There are finite fields of order $p^n$ for all prime powers $p^n$. They are often called Galois fields. But their additive groups are not cyclic (when $n\ne 1$). So for order $4$ one can have an addition table $$\begin{array}{cccc} 0&1&a&b\\ 1&0&b&a\\ a&b&0&1\\ b&a&1&0 \end{array}$$ but not an addition table $$\begin{array}{cccc} 0&1&2&3\\ 1&2&3&0\\ 2&3&0&1\\ 3&0&1&2 \end{array}.$$

Answer 2

First, any field of order $p^n$ will have characteristic $p$, so the underlying additive structure of the group is necessarily $(\mathbb{Z}_p)^n$; for order $2^2$, it follows that the additive structure has to be the Klein $4$-group (it cannot be cyclic of order $4$). Second, the multiplicative group of nonzero elements of any finite field is necessarily cyclic, so the multiplicative structure will always be isomorphic to $\mathbb{Z}_{p^n-1}$.

That said, trying to fit together the two structures abstractly is likely to prove very hard. Instead, the easiest way to construct such a field is as an extension of degree $n$ of the field $\mathbb{F}_p$ of $p$ elements. This is achieved by finding a monic irreducible polynomial of degree $n$ with coefficients in $\mathbb{F}_p$, call it $f(x)$, and considering the quotient $\mathbb{F}_p[x]/(f(x))$, where $\mathbb{F}_p[x]$ is the ring of polynomials with coefficients in $\mathbb{F}_p$, and $(f(x))$ is the ideal of all multiples of $f(x)$. Arithmetic of this field is easily computed using polynomial multiplication and long division (inverses can be found using the Euclidean algorithm).

It may not be immediately obvious that there is always a monic irreducible polynomial of degree $n$ over $\mathbb{F}_p$ for all primes $p$ and all positive integers $n$; but you can deduce that this is the case by showing that there in fact is a (unique up to isomorphism) field of order $p^n$ (consider the splitting field of $x^{p^n}-x$ over $\mathbb{F}_p$), and then showing that if $\alpha$ is a generator for the multiplicative group of this field, then the field is given by $\mathbb{F}_p(\alpha)$. General theory of field extensions then tells you the monic irreducible of $\alpha$ will do.

Answer 3

The very nice answer by Arturo Magidin describes explicit constructions of finite fields with $p^n$ elements. Let me work out a couple of explicit examples here.
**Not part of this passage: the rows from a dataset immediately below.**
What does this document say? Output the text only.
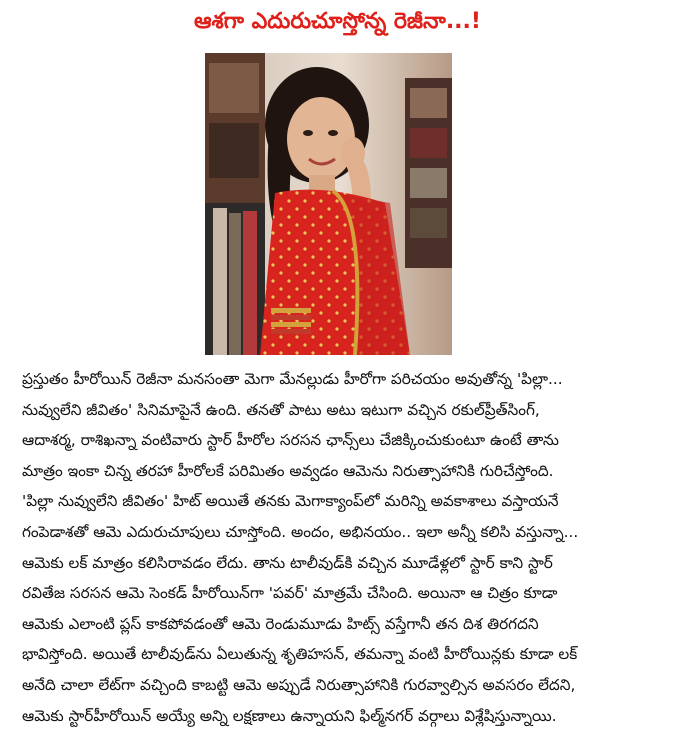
ఆశగా ఎదురుచూస్తోన్న రెజీనా...!
ప్రస్తుతం హీరోయిన్ రెజీనా మనసంతా మెగా మేనల్లుడు హీరోగా పరిచయం అవుతోన్న 'పిల్లా...
నువ్వులేని జీవితం' సినిమాపైనే ఉంది. తనతో పాటు అటు ఇటుగా వచ్చిన రకుల్‌ప్రీత్‌సింగ్,
ఆదాశర్మ, రాశిఖన్నా వంటివారు స్టార్ హీరోల సరసన ఛాన్స్‌లు చేజిక్కించుకుంటూ ఉంటే తాను
మాత్రం ఇంకా చిన్న తరహా హీరోలకే పరిమితం అవ్వడం ఆమెను నిరుత్సాహానికి గురిచేస్తోంది.
'పిల్లా నువ్వులేని జీవితం' హిట్ అయితే తనకు మెగాక్యాంప్‌లో మరిన్ని అవకాశాలు వస్తాయనే
గంపెడాశతో ఆమె ఎదురుచూపులు చూస్తోంది. అందం, అభినయం.. ఇలా అన్నీ కలిసి వస్తున్నా...
ఆమెకు లక్ మాత్రం కలిసిరావడం లేదు. తాను టాలీవుడ్‌కి వచ్చిన మూడేళ్లలో స్టార్ కాని స్టార్
రవితేజ సరసన ఆమె సెంకడ్ హీరోయిన్‌గా 'పవర్' మాత్రమే చేసింది. అయినా ఆ చిత్రం కూడా
ఆమెకు ఎలాంటి ప్లస్ కాకపోవడంతో ఆమె రెండుమూడు హిట్స్ వస్తేగానీ తన దిశ తిరగదని
భావిస్తోంది. అయితే టాలీవుడ్‌ను ఏలుతున్న శృతిహసన్, తమన్నా వంటి హీరోయిన్లకు కూడా లక్
అనేది చాలా లేట్‌గా వచ్చింది కాబట్టి ఆమె అప్పుడే నిరుత్సాహానికి గురవ్వాల్సిన అవసరం లేదని,
ఆమెకు స్టార్‌హీరోయిన్ అయ్యే అన్ని లక్షణాలు ఉన్నాయని ఫిల్మ్‌నగర్ వర్గాలు విశ్లేషిస్తున్నాయి.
For instance, you can construct a field $\mathbb{F}_4$ with $4$ elements by considering the quotient $\mathbb{F}_4=\mathbb{F}_2[x]/(x^2+x+1)$. Here $\mathbb{F}_2 = \mathbb{Z}/2\mathbb{Z}$ is a field with two elements, and notice that $x^2+x+1$ is irreducible over $\mathbb{F}_2$, because neither $0$ or $1$ are roots. Indeed, you can check that the $4$ polynomials $\{0, 1, x, 1+x\}$ form a complete set of representatives for the quotient of $\mathbb{F}_2$ modulo $(x^2+x+1)$, because any polynomial $q(x)$ of degree $2$ or higher is congruent to one of $0$, $1$, $x$ or $1+x$ modulo $x^2+x+1$ (just use long division of $q(x)$ by $x^2+x+1$). Here is the addition table for the field $\mathbb{F}_4$:

$$\begin{array}{c|cccc}

• & 0 & 1 & x & 1+x \

\hline 0 & 0 & 1 & x & 1+x \

1 & 1 & 0 & 1+x & x \

x & x & 1+x & 0 & 1 \

1+x & 1+x & x & 1 & 0 \

\end{array} $$ Notice that the shape of the multiplication table agrees with the one given by Robin Chapman. Here is the multiplication table for $\mathbb{F}_4$: $$\begin{array}{c|cccc}

\times & 0 & 1 & x & 1+x \ \hline 0 & 0 & 0 & 0 & 0 \

1 & 0 & 1 & x & 1+x \

x & 0 & x & 1+x & 1 \

1+x & 0 & 1+x & 1 & x \

\end{array} $$ For example, $x(1+x)=x+x^2\equiv 1+(1+x+x^2)\equiv 1 \bmod (1+x+x^2)$.

Finally, let's construct a field with $9$ elements. This can be done by considering $\mathbb{F}_3/(x^2+1)$, since $x^2+1$ is irreducible over $\mathbb{F}_3$. Notice that $2\equiv -1\bmod 3$ is not a quadratic residue modulo $3$, thus $x^2+1\equiv x^2-2$ must be irreducible. Similarly, if $p$ is any prime with $p\equiv 3 \bmod 4$, then $x^2+1$ is irreducible and $\mathbb{F}_p/(x^2+1)$ is a field with $p^2$ elements.

Answer 4

Did you refer the Wikipedia article for constructing fields? Please refer the section of explicitly constructing finite fields.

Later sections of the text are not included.